Prefer using keyword arguments (as shown) to avoid accidentally passing parameters in the wrong order.

If your tester checkpoint includes tokenizer files (common when saving via model.save_pretrained() + tokenizer.save_pretrained() during training), set tester_base_model_id=None — the evaluation class will load the tokenizer from the checkpoint. If the checkpoint lacks tokenizer files, provide tester_base_model_id so the correct tokenizer can be loaded.

Tip

If you want to evaluate GPT-2 testers, use a custom evaluation system that extends the training system. See the full GPT-2 evaluation example: ast_gpt2_eval.py.

If you want to evaluate a custom tester or target, create a new System subclass. See the Evaluation System Customization guide.

4) Evaluate!

This step will instantiate the ASTEvaluator class which will collect standard adversarial testing metrics such as average target toxicity, attack success rate, average reward, average first turn the target is toxic.

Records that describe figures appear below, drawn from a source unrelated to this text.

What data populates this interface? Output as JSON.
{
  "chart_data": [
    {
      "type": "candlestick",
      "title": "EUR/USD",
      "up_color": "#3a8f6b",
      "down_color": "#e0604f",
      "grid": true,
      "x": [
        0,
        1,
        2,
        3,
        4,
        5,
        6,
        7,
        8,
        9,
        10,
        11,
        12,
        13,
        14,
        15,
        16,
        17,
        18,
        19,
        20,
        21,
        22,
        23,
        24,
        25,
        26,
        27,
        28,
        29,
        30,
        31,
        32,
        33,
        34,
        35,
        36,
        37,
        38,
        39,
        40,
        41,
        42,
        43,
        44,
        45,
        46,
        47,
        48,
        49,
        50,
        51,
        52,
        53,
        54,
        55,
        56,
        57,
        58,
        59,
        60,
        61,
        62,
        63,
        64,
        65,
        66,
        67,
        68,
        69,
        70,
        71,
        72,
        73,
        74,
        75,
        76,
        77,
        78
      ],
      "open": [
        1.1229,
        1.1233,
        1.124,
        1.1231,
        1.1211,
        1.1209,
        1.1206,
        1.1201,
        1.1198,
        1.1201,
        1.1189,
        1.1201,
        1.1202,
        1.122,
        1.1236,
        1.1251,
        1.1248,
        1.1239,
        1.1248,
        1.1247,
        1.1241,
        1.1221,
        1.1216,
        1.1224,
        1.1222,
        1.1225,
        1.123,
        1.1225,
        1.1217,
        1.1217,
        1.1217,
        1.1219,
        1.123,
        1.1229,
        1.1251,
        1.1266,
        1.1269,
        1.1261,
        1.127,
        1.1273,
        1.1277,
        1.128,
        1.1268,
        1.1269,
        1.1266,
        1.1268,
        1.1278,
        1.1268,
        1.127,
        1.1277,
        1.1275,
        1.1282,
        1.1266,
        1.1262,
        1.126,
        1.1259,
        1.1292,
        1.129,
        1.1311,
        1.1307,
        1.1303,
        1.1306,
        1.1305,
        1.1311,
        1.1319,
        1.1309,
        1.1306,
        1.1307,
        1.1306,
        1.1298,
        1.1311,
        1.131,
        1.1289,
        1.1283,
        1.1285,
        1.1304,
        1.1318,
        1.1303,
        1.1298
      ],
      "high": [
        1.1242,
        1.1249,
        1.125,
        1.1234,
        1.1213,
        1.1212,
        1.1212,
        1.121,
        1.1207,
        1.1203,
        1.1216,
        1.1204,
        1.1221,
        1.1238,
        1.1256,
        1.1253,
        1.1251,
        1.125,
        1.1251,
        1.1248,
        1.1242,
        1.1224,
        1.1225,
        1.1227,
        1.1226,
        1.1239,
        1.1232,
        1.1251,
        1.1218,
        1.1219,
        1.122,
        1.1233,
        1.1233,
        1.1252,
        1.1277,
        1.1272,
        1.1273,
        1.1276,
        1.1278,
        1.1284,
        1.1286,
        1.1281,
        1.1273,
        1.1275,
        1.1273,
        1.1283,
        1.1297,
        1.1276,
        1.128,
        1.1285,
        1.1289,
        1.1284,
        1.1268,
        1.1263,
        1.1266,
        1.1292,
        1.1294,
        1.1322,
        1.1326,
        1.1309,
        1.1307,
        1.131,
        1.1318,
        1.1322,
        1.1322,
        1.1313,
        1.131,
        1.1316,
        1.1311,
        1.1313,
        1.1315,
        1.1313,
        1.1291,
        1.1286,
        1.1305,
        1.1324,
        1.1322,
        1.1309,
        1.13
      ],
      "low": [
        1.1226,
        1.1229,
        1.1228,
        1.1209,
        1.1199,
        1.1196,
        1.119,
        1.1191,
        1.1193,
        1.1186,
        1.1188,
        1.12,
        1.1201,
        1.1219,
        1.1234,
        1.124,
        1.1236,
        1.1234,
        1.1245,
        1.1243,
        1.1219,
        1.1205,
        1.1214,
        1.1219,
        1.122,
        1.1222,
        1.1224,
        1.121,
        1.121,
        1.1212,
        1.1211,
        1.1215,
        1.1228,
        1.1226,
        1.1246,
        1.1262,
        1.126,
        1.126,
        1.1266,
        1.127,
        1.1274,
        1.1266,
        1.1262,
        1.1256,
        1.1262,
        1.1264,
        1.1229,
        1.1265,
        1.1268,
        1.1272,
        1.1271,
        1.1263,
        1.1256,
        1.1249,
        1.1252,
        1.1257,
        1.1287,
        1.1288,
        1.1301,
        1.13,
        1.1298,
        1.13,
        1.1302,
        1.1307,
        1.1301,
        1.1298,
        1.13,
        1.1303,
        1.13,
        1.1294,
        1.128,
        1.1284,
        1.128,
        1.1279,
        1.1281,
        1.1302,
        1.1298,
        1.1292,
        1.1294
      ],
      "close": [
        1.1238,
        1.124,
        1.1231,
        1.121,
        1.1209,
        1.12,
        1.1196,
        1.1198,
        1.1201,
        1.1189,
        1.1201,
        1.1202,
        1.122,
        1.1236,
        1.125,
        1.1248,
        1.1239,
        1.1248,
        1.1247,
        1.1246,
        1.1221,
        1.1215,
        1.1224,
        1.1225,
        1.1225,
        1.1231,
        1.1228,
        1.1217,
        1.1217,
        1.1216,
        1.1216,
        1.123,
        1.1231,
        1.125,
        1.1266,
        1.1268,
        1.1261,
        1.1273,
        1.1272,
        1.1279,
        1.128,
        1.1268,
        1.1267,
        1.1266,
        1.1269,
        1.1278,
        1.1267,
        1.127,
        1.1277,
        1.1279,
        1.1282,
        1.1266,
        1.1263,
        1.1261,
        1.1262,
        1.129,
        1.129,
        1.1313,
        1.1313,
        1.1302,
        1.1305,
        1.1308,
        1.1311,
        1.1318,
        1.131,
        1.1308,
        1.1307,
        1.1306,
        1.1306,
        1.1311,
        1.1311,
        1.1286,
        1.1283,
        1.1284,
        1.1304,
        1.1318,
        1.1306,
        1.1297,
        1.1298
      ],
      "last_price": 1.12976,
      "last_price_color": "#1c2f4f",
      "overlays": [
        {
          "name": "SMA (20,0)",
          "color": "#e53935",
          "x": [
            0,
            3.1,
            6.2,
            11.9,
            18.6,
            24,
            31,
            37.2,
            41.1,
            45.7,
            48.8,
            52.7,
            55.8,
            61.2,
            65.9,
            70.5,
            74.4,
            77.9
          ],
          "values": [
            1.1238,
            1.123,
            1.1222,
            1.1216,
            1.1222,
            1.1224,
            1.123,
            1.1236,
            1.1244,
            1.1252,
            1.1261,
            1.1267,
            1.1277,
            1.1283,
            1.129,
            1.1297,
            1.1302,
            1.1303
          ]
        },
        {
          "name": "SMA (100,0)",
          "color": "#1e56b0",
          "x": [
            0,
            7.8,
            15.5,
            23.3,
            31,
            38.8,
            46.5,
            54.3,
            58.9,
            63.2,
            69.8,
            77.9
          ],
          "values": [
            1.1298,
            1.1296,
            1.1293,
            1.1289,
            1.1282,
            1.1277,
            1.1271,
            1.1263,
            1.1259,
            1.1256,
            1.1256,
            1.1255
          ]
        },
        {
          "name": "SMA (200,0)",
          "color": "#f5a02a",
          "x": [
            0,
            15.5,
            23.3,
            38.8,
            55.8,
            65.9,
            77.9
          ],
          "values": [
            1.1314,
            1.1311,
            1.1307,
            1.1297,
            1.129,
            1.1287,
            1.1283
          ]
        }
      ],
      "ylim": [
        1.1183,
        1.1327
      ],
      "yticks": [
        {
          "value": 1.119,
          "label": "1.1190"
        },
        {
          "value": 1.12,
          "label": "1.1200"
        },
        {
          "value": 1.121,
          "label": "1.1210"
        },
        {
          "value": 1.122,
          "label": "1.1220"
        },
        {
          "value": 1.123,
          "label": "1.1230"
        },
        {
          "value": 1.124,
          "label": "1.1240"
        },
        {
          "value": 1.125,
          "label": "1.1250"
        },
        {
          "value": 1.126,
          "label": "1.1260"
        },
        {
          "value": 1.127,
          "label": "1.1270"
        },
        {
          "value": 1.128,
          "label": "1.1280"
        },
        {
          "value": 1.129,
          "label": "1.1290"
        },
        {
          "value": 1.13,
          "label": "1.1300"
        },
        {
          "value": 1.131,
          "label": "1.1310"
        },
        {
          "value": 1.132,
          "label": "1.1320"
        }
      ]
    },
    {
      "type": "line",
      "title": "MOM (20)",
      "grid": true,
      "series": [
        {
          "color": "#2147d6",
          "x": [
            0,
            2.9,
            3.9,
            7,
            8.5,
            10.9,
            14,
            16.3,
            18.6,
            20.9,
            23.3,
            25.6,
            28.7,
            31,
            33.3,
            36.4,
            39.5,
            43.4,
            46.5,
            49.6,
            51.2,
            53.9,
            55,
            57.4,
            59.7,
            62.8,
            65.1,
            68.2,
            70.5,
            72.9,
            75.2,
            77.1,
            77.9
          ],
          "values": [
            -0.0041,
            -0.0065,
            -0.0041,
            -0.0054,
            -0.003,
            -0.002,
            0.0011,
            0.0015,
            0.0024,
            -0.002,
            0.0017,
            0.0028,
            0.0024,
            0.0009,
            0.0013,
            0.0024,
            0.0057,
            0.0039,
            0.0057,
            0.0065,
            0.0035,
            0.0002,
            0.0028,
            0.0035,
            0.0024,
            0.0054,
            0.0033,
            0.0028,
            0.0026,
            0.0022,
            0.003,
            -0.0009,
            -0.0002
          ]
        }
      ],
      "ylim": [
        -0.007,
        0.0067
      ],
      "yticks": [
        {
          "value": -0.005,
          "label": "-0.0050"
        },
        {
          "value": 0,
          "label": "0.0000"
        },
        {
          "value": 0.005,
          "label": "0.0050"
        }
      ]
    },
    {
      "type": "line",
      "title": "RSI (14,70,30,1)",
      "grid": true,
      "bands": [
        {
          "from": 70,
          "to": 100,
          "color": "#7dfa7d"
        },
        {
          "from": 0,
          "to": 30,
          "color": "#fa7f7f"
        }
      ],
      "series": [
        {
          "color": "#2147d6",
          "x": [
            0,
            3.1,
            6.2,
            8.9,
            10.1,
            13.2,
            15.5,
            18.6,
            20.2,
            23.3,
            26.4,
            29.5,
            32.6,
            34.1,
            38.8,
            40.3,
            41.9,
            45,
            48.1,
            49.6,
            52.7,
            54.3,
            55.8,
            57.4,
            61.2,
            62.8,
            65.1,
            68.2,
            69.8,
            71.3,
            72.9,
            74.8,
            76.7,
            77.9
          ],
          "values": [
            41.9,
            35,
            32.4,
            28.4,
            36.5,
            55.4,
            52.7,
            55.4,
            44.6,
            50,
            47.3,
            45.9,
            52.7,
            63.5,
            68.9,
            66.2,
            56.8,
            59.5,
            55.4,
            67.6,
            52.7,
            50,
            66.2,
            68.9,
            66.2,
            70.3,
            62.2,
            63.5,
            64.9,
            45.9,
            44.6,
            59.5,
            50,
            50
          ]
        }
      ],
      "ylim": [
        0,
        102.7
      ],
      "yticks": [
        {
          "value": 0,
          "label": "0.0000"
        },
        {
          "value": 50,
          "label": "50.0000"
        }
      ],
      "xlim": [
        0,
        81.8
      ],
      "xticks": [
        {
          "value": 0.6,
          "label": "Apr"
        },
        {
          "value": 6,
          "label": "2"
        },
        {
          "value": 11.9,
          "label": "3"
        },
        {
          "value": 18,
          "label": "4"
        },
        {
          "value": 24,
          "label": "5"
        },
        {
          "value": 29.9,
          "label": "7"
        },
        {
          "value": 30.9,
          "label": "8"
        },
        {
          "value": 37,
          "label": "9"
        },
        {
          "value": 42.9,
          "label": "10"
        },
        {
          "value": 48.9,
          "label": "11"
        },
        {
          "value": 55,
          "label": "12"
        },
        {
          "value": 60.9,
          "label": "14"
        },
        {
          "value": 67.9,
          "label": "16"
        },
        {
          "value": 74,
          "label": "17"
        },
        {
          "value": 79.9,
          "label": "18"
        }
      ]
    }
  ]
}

Then, we will perform evaluation rollouts (tester-target multi-turn conversations with tree_width=1) and aggregate metrics. The metrics will be saved to your repository as a json.

# instantiate the evaluator (seeds is an optional argument, must have seeds or give n_rollouts to .evaluate below)
evaluator = ASTEvaluator(sampler, seeds=PROMPTS)

# collect metrics by running n_rollouts
metrics = evaluator.evaluate(n_rollouts=200, progress=True)

# save metrics to json file
evaluator.write_json(metrics, "metrics.json")
What metrics does ASTEvaluator collect?

Per-turn metrics (one entry per conversation step)

  • turn — turn number in the rollout
  • reward — sampler reward at that turn
  • adversarial_toxicity — toxicity of the tester's message
  • target_toxicity — toxicity of the target's response
  • context — truncated conversation context
  • probe — tester's utterance
  • response — target's response

Overall rollout metrics

  • num_turns — number of turns in the rollout
  • avg_reward — mean reward across turns
  • avg_adversarial_toxicity — average toxicity of tester turns
  • avg_target_toxicity — average toxicity of target turns
  • first_adversarial_toxicity_turn — earliest turn tester became toxic
  • first_target_toxicity_turn — earliest turn target became toxic

Aggregated metrics (across all rollouts)

  • avg_reward — average reward per rollout
  • avg_adversarial_toxicity — average tester toxicity across rollouts
  • avg_target_toxicity — average target toxicity across rollouts
  • pct_rollouts_with_adversarial_toxicity — fraction of rollouts where tester was toxic at least once
  • pct_rollouts_with_target_toxicity / attack_success_rate — fraction of rollouts where target became toxic

Note

The source code for ASTEvaluator is located at methods/ast_system. Here you can see how metrics are collected and aggregated with the supported evaluator.

If you would like to customize the evaluator (change how evaluation rollouts are performed, what metrics are collected for each rollout, or how metrics are aggregated over rollouts), see the Evaluator Customization guide.